Which leads us to the Establishment Survey data:
The private sector added a paltry 50,000 jobs, with the headline jobs number (+39,000) reflecting the continued reduction in the government sector (-11,000). One cannot help but note that October’s 160,000 added jobs was helped along by 61,000 jobs that were manufactured in the birth/death model, whereas in November the model spewed forth 8,000 drag. Given that this year, since February, the B/D model has conjured up an average of 91,000 jobs per month, we can expect, as usual, that the annually negative January B/D adjustment will again be substantially negative (it was minus 427,000 in January 2010) and will bring the jobs picture presented in the Establishment Survey closer to that of the Household Survey.
Last month we wrote:
“Structurally, it is also useful to note that the increase in the number of unemployed, and number of people exiting the workforce, came nearly entirely from the statistical cadre over 25 with a college degree of higher – (labour force dropping by 332,000, unemployed rising by 97,000). Higher paying jobs continue to shrink, lower paying service sector employers hiring cheap labour. Sticky wages starting to get unstuck as unemployed become more hopeless? This would be a deflationary signal. Keep an eye on that hourly wage number going forward.”
So what conclusions do we draw from the November numbers, with respect to the above?

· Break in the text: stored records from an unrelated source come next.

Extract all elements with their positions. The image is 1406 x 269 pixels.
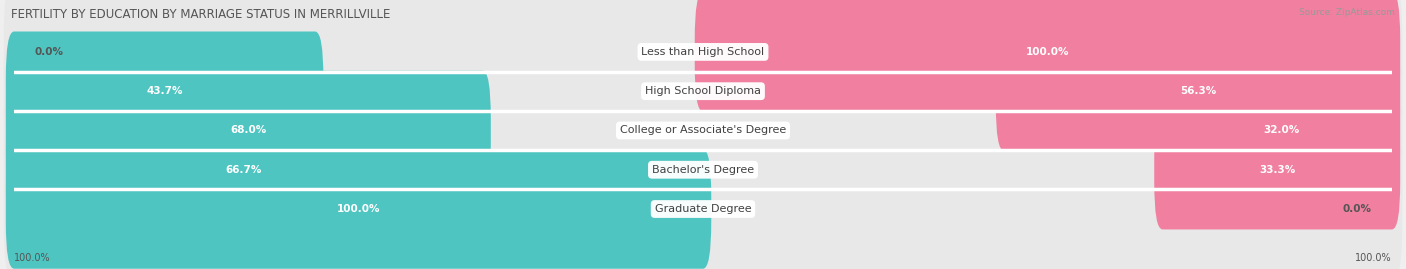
Text: 56.3%: 56.3% (1180, 86, 1216, 96)
FancyBboxPatch shape (6, 110, 482, 229)
FancyBboxPatch shape (4, 97, 1402, 243)
Text: 0.0%: 0.0% (1343, 204, 1371, 214)
FancyBboxPatch shape (1163, 71, 1400, 190)
Text: 43.7%: 43.7% (146, 86, 183, 96)
Text: FERTILITY BY EDUCATION BY MARRIAGE STATUS IN MERRILLVILLE: FERTILITY BY EDUCATION BY MARRIAGE STATU… (11, 8, 391, 21)
FancyBboxPatch shape (4, 57, 1402, 204)
FancyBboxPatch shape (995, 31, 1400, 151)
Text: High School Diploma: High School Diploma (645, 86, 761, 96)
Text: 100.0%: 100.0% (14, 253, 51, 263)
Text: College or Associate's Degree: College or Associate's Degree (620, 125, 786, 136)
Text: 100.0%: 100.0% (337, 204, 380, 214)
Text: Bachelor's Degree: Bachelor's Degree (652, 165, 754, 175)
FancyBboxPatch shape (4, 18, 1402, 164)
FancyBboxPatch shape (1154, 110, 1400, 229)
FancyBboxPatch shape (695, 0, 1400, 112)
Text: 33.3%: 33.3% (1260, 165, 1295, 175)
Text: 100.0%: 100.0% (1355, 253, 1392, 263)
FancyBboxPatch shape (4, 0, 1402, 125)
Text: 66.7%: 66.7% (225, 165, 262, 175)
Text: Less than High School: Less than High School (641, 47, 765, 57)
FancyBboxPatch shape (6, 31, 323, 151)
Text: Source: ZipAtlas.com: Source: ZipAtlas.com (1299, 8, 1395, 17)
FancyBboxPatch shape (4, 136, 1402, 269)
FancyBboxPatch shape (6, 71, 491, 190)
Text: 0.0%: 0.0% (35, 47, 63, 57)
Text: 100.0%: 100.0% (1026, 47, 1069, 57)
Text: 32.0%: 32.0% (1264, 125, 1299, 136)
FancyBboxPatch shape (6, 149, 711, 269)
Text: 68.0%: 68.0% (231, 125, 266, 136)
Text: Graduate Degree: Graduate Degree (655, 204, 751, 214)
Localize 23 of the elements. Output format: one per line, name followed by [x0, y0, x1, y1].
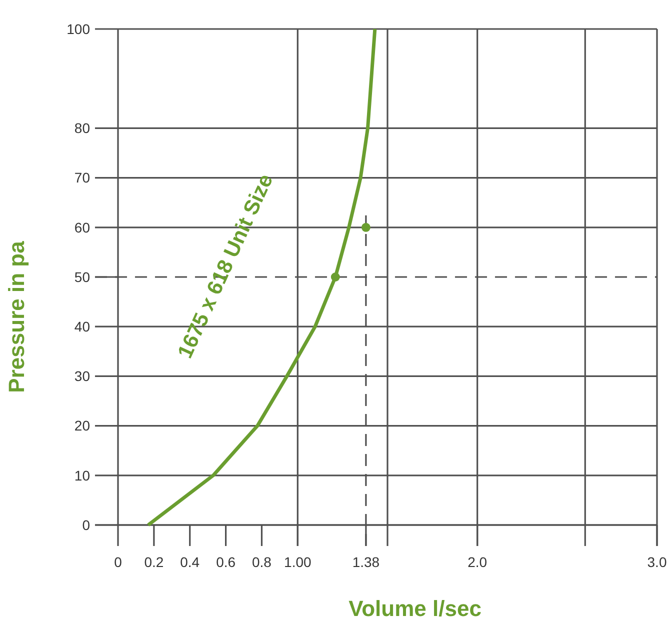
x-tick-label: 1.00	[284, 554, 312, 570]
x-tick-label: 0.4	[180, 554, 200, 570]
x-tick-label: 0.8	[252, 554, 272, 570]
x-axis-title: Volume l/sec	[348, 596, 482, 621]
y-tick-label: 30	[74, 368, 90, 384]
y-axis-title: Pressure in pa	[4, 240, 29, 393]
y-tick-label: 50	[74, 268, 90, 285]
x-tick-label: 0.2	[144, 554, 164, 570]
y-tick-label: 70	[74, 170, 90, 186]
x-tick-label: 2.0	[468, 554, 488, 570]
x-tick-label: 0	[114, 554, 122, 570]
x-tick-label: 1.38	[352, 554, 380, 570]
x-tick-label: 3.0	[647, 554, 667, 570]
y-tick-label: 80	[74, 120, 90, 136]
x-tick-label: 0.6	[216, 554, 236, 570]
y-tick-label: 100	[66, 20, 90, 37]
y-tick-label: 20	[74, 418, 90, 434]
y-tick-label: 40	[74, 318, 90, 334]
y-tick-label: 60	[74, 219, 90, 236]
y-tick-label: 10	[74, 467, 90, 484]
line-series	[146, 27, 377, 527]
text: 1675 x 618 Unit Size	[174, 170, 278, 362]
y-tick-label: 0	[82, 516, 90, 533]
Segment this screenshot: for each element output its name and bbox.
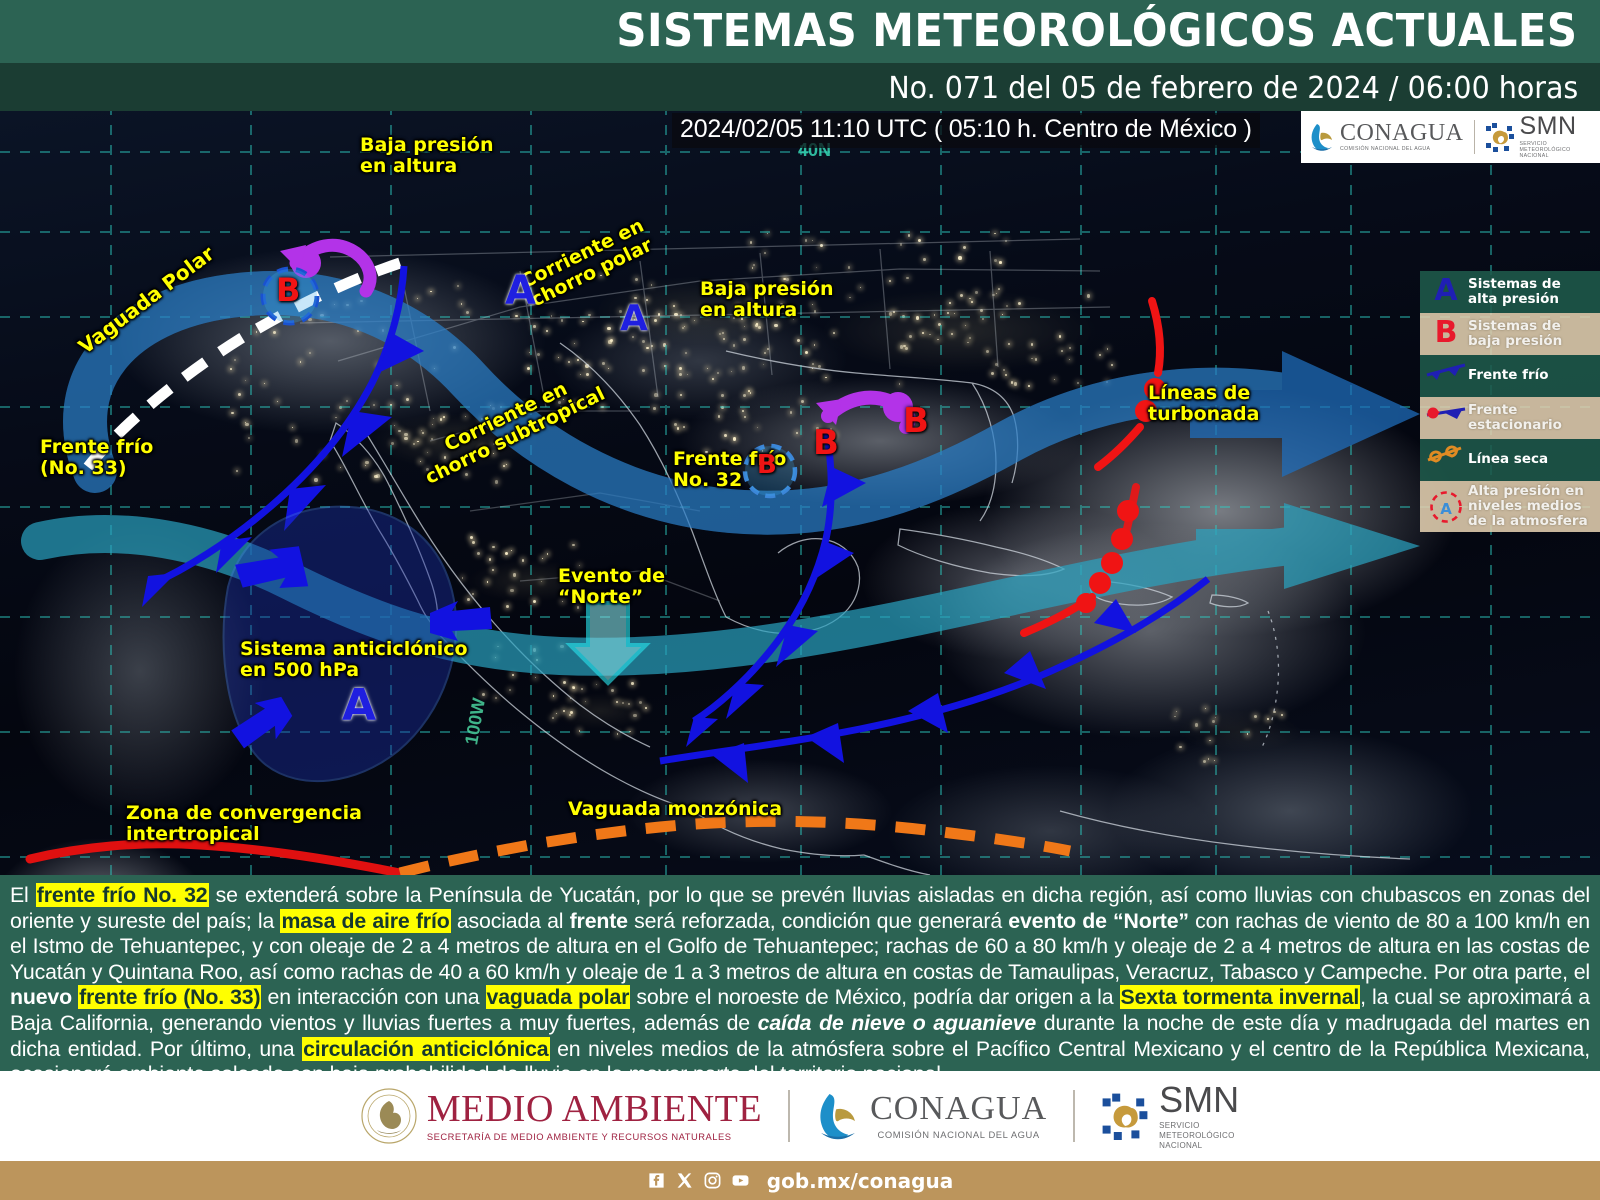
highlighted-term: circulación anticiclónica bbox=[302, 1036, 550, 1061]
low-pressure-marker-6: B bbox=[903, 401, 929, 441]
facebook-icon[interactable] bbox=[647, 1171, 666, 1190]
footer-smn-logo-subtitle: SERVICIO METEOROLÓGICO NACIONAL bbox=[1159, 1120, 1235, 1150]
highlighted-term: frente frío (No. 33) bbox=[78, 985, 262, 1010]
bold-term: nuevo bbox=[10, 985, 72, 1010]
smn-logo-name: SMN bbox=[1519, 111, 1577, 140]
footer-smn-logo-name: SMN bbox=[1159, 1078, 1240, 1120]
high-pressure-marker-1: A bbox=[620, 298, 648, 339]
stationary-front-icon bbox=[1426, 407, 1466, 419]
highlighted-term: frente frío No. 32 bbox=[35, 883, 209, 907]
smn-logo-icon bbox=[1102, 1093, 1148, 1140]
bold-term: evento de “Norte” bbox=[1008, 908, 1189, 933]
low-pressure-marker-5: B bbox=[813, 423, 839, 463]
coastline-layer bbox=[299, 238, 1411, 875]
legend-item-2: Frente frío bbox=[1420, 355, 1600, 397]
medio-ambiente-logo-subtitle: SECRETARÍA DE MEDIO AMBIENTE Y RECURSOS … bbox=[426, 1131, 732, 1142]
norte-event-arrow bbox=[565, 601, 651, 686]
smn-logo: SMN SERVICIO METEOROLÓGICO NACIONAL bbox=[1485, 111, 1577, 159]
medio-ambiente-logo: MEDIO AMBIENTE SECRETARÍA DE MEDIO AMBIE… bbox=[361, 1086, 762, 1146]
italic-term: caída de nieve o aguanieve bbox=[757, 1010, 1037, 1035]
legend-item-label-1: Sistemas de baja presión bbox=[1468, 317, 1563, 349]
polar-jet-stream bbox=[63, 271, 1420, 535]
header-title-bar: SISTEMAS METEOROLÓGICOS ACTUALES bbox=[0, 0, 1600, 63]
letter-B-icon: B bbox=[1434, 315, 1458, 350]
mid-level-low-ring-gulf bbox=[742, 443, 798, 499]
squall-lines bbox=[1020, 297, 1166, 637]
footer-url[interactable]: gob.mx/conagua bbox=[766, 1168, 954, 1193]
conagua-logo-subtitle: COMISIÓN NACIONAL DEL AGUA bbox=[1340, 146, 1431, 153]
high-pressure-marker-0: A bbox=[505, 268, 536, 314]
logo-divider bbox=[1473, 120, 1475, 154]
low-pressure-marker-4: B bbox=[757, 450, 777, 480]
smn-logo-icon bbox=[1485, 122, 1514, 152]
conagua-logo-icon bbox=[1311, 123, 1332, 151]
footer-conagua-logo: CONAGUA COMISIÓN NACIONAL DEL AGUA bbox=[816, 1090, 1047, 1142]
x-twitter-icon[interactable] bbox=[675, 1171, 694, 1190]
cold-front-caribbean bbox=[659, 576, 1211, 783]
cold-front-icon bbox=[1426, 363, 1466, 380]
dry-line-icon bbox=[1427, 445, 1462, 463]
mid-level-low-ring-northwest bbox=[260, 266, 320, 326]
upper-level-low-gulf bbox=[816, 390, 916, 434]
legend-item-0: A Sistemas de alta presión bbox=[1420, 271, 1600, 313]
low-pressure-marker-3: B bbox=[276, 271, 301, 309]
map-timestamp: 2024/02/05 11:10 UTC ( 05:10 h. Centro d… bbox=[672, 113, 1260, 148]
map-logo-strip: CONAGUA COMISIÓN NACIONAL DEL AGUA SMN bbox=[1301, 111, 1600, 163]
legend-item-label-0: Sistemas de alta presión bbox=[1468, 275, 1561, 307]
footer-smn-logo: SMN SERVICIO METEOROLÓGICO NACIONAL bbox=[1101, 1078, 1240, 1151]
legend-item-4: Línea seca bbox=[1420, 439, 1600, 481]
legend-item-5: A Alta presión en niveles medios de la a… bbox=[1420, 481, 1600, 533]
footer-conagua-logo-name: CONAGUA bbox=[870, 1090, 1048, 1127]
legend-item-1: B Sistemas de baja presión bbox=[1420, 313, 1600, 355]
legend-item-label-3: Frente estacionario bbox=[1468, 401, 1562, 433]
highlighted-term: vaguada polar bbox=[485, 985, 631, 1010]
legend-item-label-2: Frente frío bbox=[1468, 367, 1549, 384]
header-subtitle-bar: No. 071 del 05 de febrero de 2024 / 06:0… bbox=[0, 63, 1600, 111]
letter-A-icon: A bbox=[1434, 273, 1458, 308]
smn-logo-subtitle: SERVICIO METEOROLÓGICO NACIONAL bbox=[1519, 140, 1571, 159]
medio-ambiente-logo-name: MEDIO AMBIENTE bbox=[426, 1088, 763, 1130]
polar-trough-dashed-line bbox=[83, 257, 402, 471]
svg-text:A: A bbox=[1440, 500, 1452, 518]
legend-item-3: Frente estacionario bbox=[1420, 397, 1600, 439]
map-legend: A Sistemas de alta presión B Sistemas de… bbox=[1420, 271, 1600, 533]
highlighted-term: Sexta tormenta invernal bbox=[1119, 985, 1361, 1010]
legend-item-label-4: Línea seca bbox=[1468, 451, 1549, 468]
mid-level-high-icon: A bbox=[1430, 490, 1462, 523]
footer-logo-divider-1 bbox=[788, 1090, 791, 1142]
satellite-map: 40N 100W 2024/02/05 11:10 UTC ( 05:10 h. … bbox=[0, 111, 1600, 875]
cold-front-32 bbox=[686, 428, 866, 747]
intertropical-convergence-zone bbox=[25, 839, 405, 875]
conagua-logo-name: CONAGUA bbox=[1340, 119, 1464, 146]
footer-social-bar: gob.mx/conagua bbox=[0, 1161, 1600, 1200]
anticyclonic-system-500hpa bbox=[222, 505, 492, 783]
footer-conagua-logo-subtitle: COMISIÓN NACIONAL DEL AGUA bbox=[877, 1129, 1040, 1140]
bulletin-number-date: No. 071 del 05 de febrero de 2024 / 06:0… bbox=[888, 71, 1578, 106]
legend-item-label-5: Alta presión en niveles medios de la atm… bbox=[1468, 483, 1588, 530]
instagram-icon[interactable] bbox=[703, 1171, 722, 1190]
monsoon-trough bbox=[398, 815, 1072, 875]
footer-logo-bar: MEDIO AMBIENTE SECRETARÍA DE MEDIO AMBIE… bbox=[0, 1071, 1600, 1161]
page-title: SISTEMAS METEOROLÓGICOS ACTUALES bbox=[616, 4, 1578, 57]
forecast-discussion-block: El frente frío No. 32 se extenderá sobre… bbox=[0, 875, 1600, 1086]
forecast-discussion-text: El frente frío No. 32 se extenderá sobre… bbox=[10, 883, 1591, 1086]
bold-term: frente bbox=[569, 908, 628, 933]
footer-logo-divider-2 bbox=[1073, 1090, 1076, 1142]
highlighted-term: masa de aire frío bbox=[280, 908, 451, 933]
conagua-logo: CONAGUA COMISIÓN NACIONAL DEL AGUA bbox=[1309, 119, 1464, 153]
conagua-logo-icon bbox=[820, 1094, 856, 1140]
mexico-eagle-seal-icon bbox=[361, 1088, 417, 1144]
weather-systems-overlay bbox=[21, 238, 1420, 875]
youtube-icon[interactable] bbox=[731, 1171, 750, 1190]
high-pressure-marker-2: A bbox=[342, 680, 377, 731]
cold-front-33 bbox=[142, 265, 424, 607]
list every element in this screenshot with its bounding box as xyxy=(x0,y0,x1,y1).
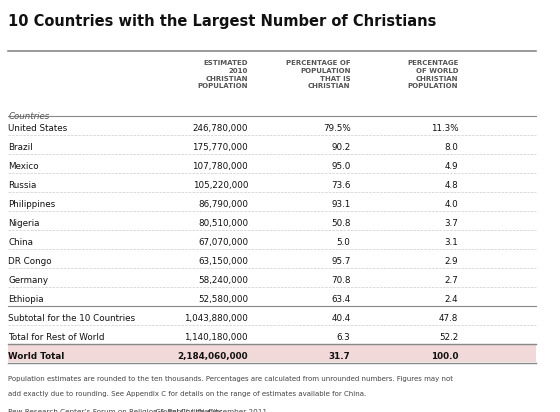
Text: 2.7: 2.7 xyxy=(445,276,458,285)
Text: Nigeria: Nigeria xyxy=(8,219,40,228)
Text: PERCENTAGE OF
POPULATION
THAT IS
CHRISTIAN: PERCENTAGE OF POPULATION THAT IS CHRISTI… xyxy=(286,60,351,89)
Text: 5.0: 5.0 xyxy=(337,238,351,247)
Text: 3.7: 3.7 xyxy=(445,219,458,228)
Text: 10 Countries with the Largest Number of Christians: 10 Countries with the Largest Number of … xyxy=(8,14,437,28)
Text: Mexico: Mexico xyxy=(8,162,39,171)
Text: World Total: World Total xyxy=(8,352,64,361)
Text: 86,790,000: 86,790,000 xyxy=(198,200,248,209)
Text: 47.8: 47.8 xyxy=(439,314,458,323)
Text: PERCENTAGE
OF WORLD
CHRISTIAN
POPULATION: PERCENTAGE OF WORLD CHRISTIAN POPULATION xyxy=(407,60,458,89)
Text: 1,140,180,000: 1,140,180,000 xyxy=(184,333,248,342)
Text: 90.2: 90.2 xyxy=(332,143,351,152)
Text: 67,070,000: 67,070,000 xyxy=(198,238,248,247)
Text: 80,510,000: 80,510,000 xyxy=(198,219,248,228)
Text: 95.7: 95.7 xyxy=(331,257,351,266)
Text: China: China xyxy=(8,238,33,247)
Text: 2.9: 2.9 xyxy=(445,257,458,266)
Text: 8.0: 8.0 xyxy=(445,143,458,152)
Text: 2,184,060,000: 2,184,060,000 xyxy=(178,352,248,361)
Text: Subtotal for the 10 Countries: Subtotal for the 10 Countries xyxy=(8,314,136,323)
Text: Russia: Russia xyxy=(8,181,36,190)
Text: Philippines: Philippines xyxy=(8,200,55,209)
Text: Brazil: Brazil xyxy=(8,143,33,152)
Text: 93.1: 93.1 xyxy=(332,200,351,209)
Text: 11.3%: 11.3% xyxy=(431,124,458,133)
Text: 246,780,000: 246,780,000 xyxy=(193,124,248,133)
Text: 31.7: 31.7 xyxy=(329,352,351,361)
Text: 52,580,000: 52,580,000 xyxy=(198,295,248,304)
Text: 63.4: 63.4 xyxy=(332,295,351,304)
Text: DR Congo: DR Congo xyxy=(8,257,52,266)
Text: add exactly due to rounding. See Appendix C for details on the range of estimate: add exactly due to rounding. See Appendi… xyxy=(8,391,366,397)
Text: 73.6: 73.6 xyxy=(331,181,351,190)
Text: 1,043,880,000: 1,043,880,000 xyxy=(184,314,248,323)
Text: Germany: Germany xyxy=(8,276,48,285)
Text: 50.8: 50.8 xyxy=(331,219,351,228)
Text: United States: United States xyxy=(8,124,67,133)
Text: 70.8: 70.8 xyxy=(331,276,351,285)
Text: 175,770,000: 175,770,000 xyxy=(192,143,248,152)
Text: 63,150,000: 63,150,000 xyxy=(198,257,248,266)
Text: Population estimates are rounded to the ten thousands. Percentages are calculate: Population estimates are rounded to the … xyxy=(8,376,453,382)
Text: 95.0: 95.0 xyxy=(331,162,351,171)
Text: Total for Rest of World: Total for Rest of World xyxy=(8,333,105,342)
Text: 52.2: 52.2 xyxy=(439,333,458,342)
Text: 4.8: 4.8 xyxy=(445,181,458,190)
Text: Ethiopia: Ethiopia xyxy=(8,295,44,304)
Text: Countries: Countries xyxy=(8,112,49,121)
Text: 2.4: 2.4 xyxy=(445,295,458,304)
Text: 100.0: 100.0 xyxy=(431,352,458,361)
Text: Pew Research Center’s Forum on Religion & Public Life •: Pew Research Center’s Forum on Religion … xyxy=(8,409,214,412)
Text: Global Christianity: Global Christianity xyxy=(155,409,222,412)
Text: 107,780,000: 107,780,000 xyxy=(192,162,248,171)
Text: ESTIMATED
2010
CHRISTIAN
POPULATION: ESTIMATED 2010 CHRISTIAN POPULATION xyxy=(198,60,248,89)
Text: 4.0: 4.0 xyxy=(445,200,458,209)
Text: 40.4: 40.4 xyxy=(332,314,351,323)
Text: 58,240,000: 58,240,000 xyxy=(198,276,248,285)
Text: 3.1: 3.1 xyxy=(445,238,458,247)
Text: 6.3: 6.3 xyxy=(337,333,351,342)
Text: , December 2011: , December 2011 xyxy=(204,409,267,412)
Text: 4.9: 4.9 xyxy=(445,162,458,171)
Text: 79.5%: 79.5% xyxy=(323,124,351,133)
Text: 105,220,000: 105,220,000 xyxy=(193,181,248,190)
FancyBboxPatch shape xyxy=(8,344,536,363)
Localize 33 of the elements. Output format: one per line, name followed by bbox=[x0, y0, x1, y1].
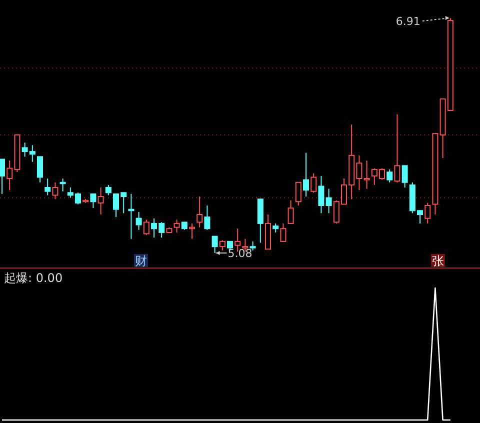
candlestick bbox=[60, 178, 66, 192]
candlestick bbox=[37, 156, 43, 183]
candlestick bbox=[219, 240, 226, 251]
candlestick bbox=[424, 202, 431, 224]
annotation: 6.91 bbox=[396, 15, 420, 28]
annotation: 5.08 bbox=[228, 247, 252, 260]
candlestick bbox=[128, 193, 134, 240]
candlestick bbox=[204, 204, 210, 230]
chart-title: 起爆: 0.00 bbox=[4, 271, 63, 285]
candlestick bbox=[174, 219, 180, 233]
candlestick bbox=[394, 114, 400, 183]
candlestick bbox=[52, 182, 58, 200]
candlestick bbox=[326, 188, 332, 214]
candlestick bbox=[280, 222, 286, 242]
candlestick bbox=[0, 158, 5, 194]
candlestick bbox=[98, 187, 104, 215]
candlestick bbox=[386, 169, 393, 183]
candlestick bbox=[90, 193, 96, 209]
candlestick bbox=[295, 182, 302, 206]
candlestick bbox=[44, 178, 51, 196]
candlestick bbox=[136, 211, 142, 230]
candlestick bbox=[303, 152, 309, 197]
candlestick bbox=[288, 200, 294, 224]
candlestick bbox=[105, 184, 112, 196]
candlestick bbox=[189, 222, 195, 240]
candlestick bbox=[310, 172, 317, 194]
candlestick bbox=[318, 175, 324, 214]
text: 财 bbox=[135, 254, 147, 268]
candlestick bbox=[402, 165, 408, 188]
candlestick bbox=[364, 160, 370, 190]
candlestick bbox=[196, 196, 203, 228]
text: 张 bbox=[432, 254, 444, 268]
candlestick bbox=[143, 219, 150, 236]
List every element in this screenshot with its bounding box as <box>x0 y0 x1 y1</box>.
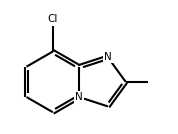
Text: Cl: Cl <box>48 14 58 24</box>
Text: N: N <box>104 52 112 62</box>
Text: N: N <box>75 92 83 102</box>
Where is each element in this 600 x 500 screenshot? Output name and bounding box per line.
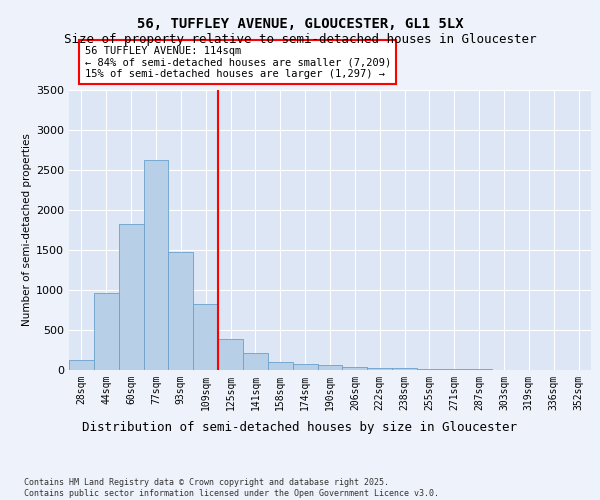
Text: Distribution of semi-detached houses by size in Gloucester: Distribution of semi-detached houses by … — [83, 421, 517, 434]
Bar — [317, 365, 343, 370]
Bar — [293, 364, 317, 370]
Text: 56 TUFFLEY AVENUE: 114sqm
← 84% of semi-detached houses are smaller (7,209)
15% : 56 TUFFLEY AVENUE: 114sqm ← 84% of semi-… — [85, 46, 391, 79]
Bar — [94, 293, 119, 370]
Bar — [119, 224, 143, 370]
Bar — [193, 304, 218, 370]
Bar — [218, 339, 243, 370]
Text: Contains HM Land Registry data © Crown copyright and database right 2025.
Contai: Contains HM Land Registry data © Crown c… — [24, 478, 439, 498]
Y-axis label: Number of semi-detached properties: Number of semi-detached properties — [22, 134, 32, 326]
Bar — [69, 360, 94, 370]
Bar — [268, 362, 293, 370]
Bar — [392, 368, 417, 370]
Bar — [243, 353, 268, 370]
Bar — [343, 367, 367, 370]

- Again, the number of presumably higher wage earners (both the subsets (a) 25 and older, and (b) with a college degree or higher) continues to decline, while any job creation at all came in the 16 to 24 year old demographic; and
- Both hours worked and hourly wages were flat as a board. Wages, being sticky, are slow to decline – but whether or not you expect to see wage deflation, as we do, this is certainly nothing you would expect in a cyclical recovery.